We see the repulsive effect of patriotism and xenophobia every day during the Trump era. Nationalism is probably the most important ideological prop for Trump's agenda--Making America Great is the one-size-fits-all justification for deporting the undocumented, threatening war abroad, giving away tax breaks to corporations, and spying on the "foreigners" in our midst, to name a few Trump atrocities.

It goes without saying that socialists oppose this. But opposing nationalism is every bit as important, if not more so, when it comes in a form that appears left-wing and pro-working class--like when Bernie Sanders demands protection for U.S. companies against "unfair competition" from China.

When Sanders and union leaders bash China as the cause of U.S. workers' suffering, the inevitable conclusion is that workers in this country have the same interests as the corporate bosses and bankers, rather than other workers in other countries.

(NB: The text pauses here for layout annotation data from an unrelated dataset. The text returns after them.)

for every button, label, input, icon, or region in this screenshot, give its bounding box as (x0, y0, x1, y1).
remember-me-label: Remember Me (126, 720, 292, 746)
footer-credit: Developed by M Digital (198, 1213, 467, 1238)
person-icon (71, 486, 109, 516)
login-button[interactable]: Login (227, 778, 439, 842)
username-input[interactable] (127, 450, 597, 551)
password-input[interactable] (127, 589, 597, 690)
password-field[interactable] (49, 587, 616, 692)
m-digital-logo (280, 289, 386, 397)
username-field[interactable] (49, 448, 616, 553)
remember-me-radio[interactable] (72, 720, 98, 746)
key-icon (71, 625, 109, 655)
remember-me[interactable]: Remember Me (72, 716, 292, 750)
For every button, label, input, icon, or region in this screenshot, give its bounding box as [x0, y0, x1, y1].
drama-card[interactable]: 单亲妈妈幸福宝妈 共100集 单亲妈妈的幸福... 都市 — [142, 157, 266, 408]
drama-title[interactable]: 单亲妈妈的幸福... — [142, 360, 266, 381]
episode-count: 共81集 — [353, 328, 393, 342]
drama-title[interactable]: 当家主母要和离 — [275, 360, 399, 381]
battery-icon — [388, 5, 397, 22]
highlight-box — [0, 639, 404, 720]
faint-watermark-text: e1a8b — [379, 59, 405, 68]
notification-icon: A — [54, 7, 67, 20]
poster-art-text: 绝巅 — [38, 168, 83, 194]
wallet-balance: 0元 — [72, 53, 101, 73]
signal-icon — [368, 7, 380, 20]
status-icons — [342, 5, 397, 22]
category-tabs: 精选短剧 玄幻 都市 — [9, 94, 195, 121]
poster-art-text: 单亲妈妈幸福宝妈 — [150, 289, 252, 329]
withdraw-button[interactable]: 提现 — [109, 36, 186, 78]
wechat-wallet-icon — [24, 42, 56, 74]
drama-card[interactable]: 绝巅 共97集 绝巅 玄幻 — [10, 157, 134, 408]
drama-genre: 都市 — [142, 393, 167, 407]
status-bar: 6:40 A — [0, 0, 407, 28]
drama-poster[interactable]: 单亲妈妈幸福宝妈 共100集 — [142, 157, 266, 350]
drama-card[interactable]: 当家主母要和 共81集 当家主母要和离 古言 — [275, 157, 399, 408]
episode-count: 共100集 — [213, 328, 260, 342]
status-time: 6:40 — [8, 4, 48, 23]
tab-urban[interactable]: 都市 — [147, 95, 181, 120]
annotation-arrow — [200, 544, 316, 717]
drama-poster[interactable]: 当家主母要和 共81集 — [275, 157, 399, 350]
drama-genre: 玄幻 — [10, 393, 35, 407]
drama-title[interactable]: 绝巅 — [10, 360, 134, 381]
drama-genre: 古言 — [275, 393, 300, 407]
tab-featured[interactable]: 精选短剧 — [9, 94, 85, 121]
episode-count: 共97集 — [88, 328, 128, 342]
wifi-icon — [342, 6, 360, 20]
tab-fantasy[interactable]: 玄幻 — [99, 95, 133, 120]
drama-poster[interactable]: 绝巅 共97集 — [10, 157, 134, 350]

Sanders' economic nationalism defends American industry and American jobs--but that means identifying both foreign companies and workers as the enemy. Even when it comes in the form of sympathy with U.S. workers suffering from layoffs and declining conditions, such an appeal corrodes the internationalist spirit of solidarity that we need to confront injustice.

The working class consciousness needed by a revolutionary socialist movement can't be achieved unless workers in a country like the U.S. give up the idea that the nation they live in should somehow be empowered to boss around others and dictate to them.

This is a reactionary conclusion, not just an unfortunate one, and it disarms the working class movement in this country on critical questions--while confirming the suspicions of workers in other countries that they can't trust anyone in the U.S., even working people, to stand for equality and democracy.

So socialists need to not only oppose Trump's nationalism, but nationalism when it is preached by left-wing figures like Sanders.

Internationalism has been a foundational principle of socialism since Karl Marx and Frederick Engels that called for "workers of the world, unite" in the Communist Manifesto.

Our support of the right of self-determination of oppressed nations flows directly from that internationalist principle--and the vision of a united struggle for socialism by the workers of all countries.